Bir yöneticinin apartman/site yöneticisi sıfatıyla çek/senet imzalayabilmesi için kendisine yönetim planıyla veya genel kurul kararıyla açıkça yetki verilmesi gerekir. Sadece yetki verilmesi de yetmez. Verilen yetkinin, çek veya senedin siteyle ilgili bir iş için verilmiş olması gerekir. Verilen çek veya senet miktarının; yapılan işin, verilen hizmetin piyasa koşullarına uygun bir miktar olması gerekir. 10.000 TL’ye yapılacak bir iş için 15.000 TL’lik senet verilemez. Aksi halde, yönetici şahsen sorumlu olur. Yargıtay Hukuk Genel Kurulu, 08.11.2006 tarih ve 2000/12682-682 sayılı kararında bu konuyu ayrıntılı olarak irdelemiş ve “kambiyo senedi düzenlenmek üzere” verilmiş özel bir yetki bulunup bulunulmadığının araştırılmasını istemiştir.

Haberin Devamı

7) BAHÇEYE HAVUZ YAPTIRABİLİR Mİ?

KMK, YP ve GK kararları yöneticinin görevlerini ve yetkilerinin sınırını belirler. Yönetici “olağan yönetim işleri” ile “acil ve zorunlu işler” dışında, kendi başına bir karar vererek, “yatırım ve demirbaş” niteliğindeki işler için harcama yapamaz. “Apartman kapılarını değiştireceğim, bahçeye havuz yapacağım. Sık sık elektrik kesintisi oluyor diye jeneratör alayım” diyemez.
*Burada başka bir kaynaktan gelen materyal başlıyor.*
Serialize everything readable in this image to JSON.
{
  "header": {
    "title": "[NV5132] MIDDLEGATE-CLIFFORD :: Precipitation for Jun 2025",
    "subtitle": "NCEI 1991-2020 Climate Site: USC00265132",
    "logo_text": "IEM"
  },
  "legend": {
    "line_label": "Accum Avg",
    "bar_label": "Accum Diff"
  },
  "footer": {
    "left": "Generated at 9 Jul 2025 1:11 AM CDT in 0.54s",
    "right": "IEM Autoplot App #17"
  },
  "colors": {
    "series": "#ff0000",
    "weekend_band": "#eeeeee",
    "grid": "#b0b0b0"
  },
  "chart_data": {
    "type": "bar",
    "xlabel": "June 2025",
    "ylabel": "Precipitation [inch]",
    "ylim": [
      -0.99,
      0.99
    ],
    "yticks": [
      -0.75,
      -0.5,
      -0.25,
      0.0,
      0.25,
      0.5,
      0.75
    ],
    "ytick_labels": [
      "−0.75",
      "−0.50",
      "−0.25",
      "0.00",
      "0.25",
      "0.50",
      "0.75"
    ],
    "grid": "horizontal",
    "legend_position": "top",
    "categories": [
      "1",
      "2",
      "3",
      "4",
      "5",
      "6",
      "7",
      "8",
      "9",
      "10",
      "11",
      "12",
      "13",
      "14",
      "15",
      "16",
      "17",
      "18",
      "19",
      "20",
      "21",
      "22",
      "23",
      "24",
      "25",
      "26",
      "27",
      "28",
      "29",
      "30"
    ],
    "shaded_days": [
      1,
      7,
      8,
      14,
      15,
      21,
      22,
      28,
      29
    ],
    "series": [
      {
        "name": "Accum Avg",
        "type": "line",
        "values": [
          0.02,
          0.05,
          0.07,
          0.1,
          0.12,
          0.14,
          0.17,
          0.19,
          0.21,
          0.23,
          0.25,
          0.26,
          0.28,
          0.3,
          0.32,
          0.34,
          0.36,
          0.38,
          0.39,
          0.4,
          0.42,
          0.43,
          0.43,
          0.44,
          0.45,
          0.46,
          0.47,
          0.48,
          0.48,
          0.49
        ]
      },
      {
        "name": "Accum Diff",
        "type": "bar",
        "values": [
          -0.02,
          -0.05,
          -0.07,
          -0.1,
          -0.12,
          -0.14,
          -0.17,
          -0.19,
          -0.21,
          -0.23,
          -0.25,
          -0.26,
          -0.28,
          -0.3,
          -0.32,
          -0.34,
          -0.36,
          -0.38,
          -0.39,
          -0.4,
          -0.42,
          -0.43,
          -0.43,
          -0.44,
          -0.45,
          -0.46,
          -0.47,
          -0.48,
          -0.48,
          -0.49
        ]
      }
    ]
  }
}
8) ÇALIŞANLARI İŞTEN ÇIKARABİLİR Mİ?

Apartman ve sitelerde kaç personele ihtiyaç olduğu ve çalışanların işten çıkarılması ile ilgili hususların GK’da kararlaştırılması gerekir. “Acil ve zorunlu haller” dışında, yöneticiler GK’dan karar almadan halk deyimiyle kendi kafasına göre personel alamamalı, personelleri işten çıkartamamalıdır. Yönetici “Nasılsa parası benden çıkmıyor” diye 2 kişiyle yapılagelen bir iş için “İki kişi daha alayım” diyemeyeceği gibi, İş Hukuku kapsamında koşulları oluşmadığı halde; işçi ile arasında yaşadığı özel sorunlar nedeniyle bir işçiyi işten çıkartamaz/çıkartmamalıdır. Mesela, “Ben bu işçiyi sevmiyorum, aramızda özel problemler var” diyerek işçiyi çıkartamaz. Haksız yere işten çıkartıldığını ileri sürerek dava açan işçi, davayı kazanırsa malikler fazladan yapmak zorunda kaldıkları, yargılama gideri, dava-icra vekalet ücreti dahil ödemelerden yöneticiyi sorumlu tutabilir ve kendisine rücu davası açarak gereksiz yere ödedikleri miktarı kendisinden talep edebilirler.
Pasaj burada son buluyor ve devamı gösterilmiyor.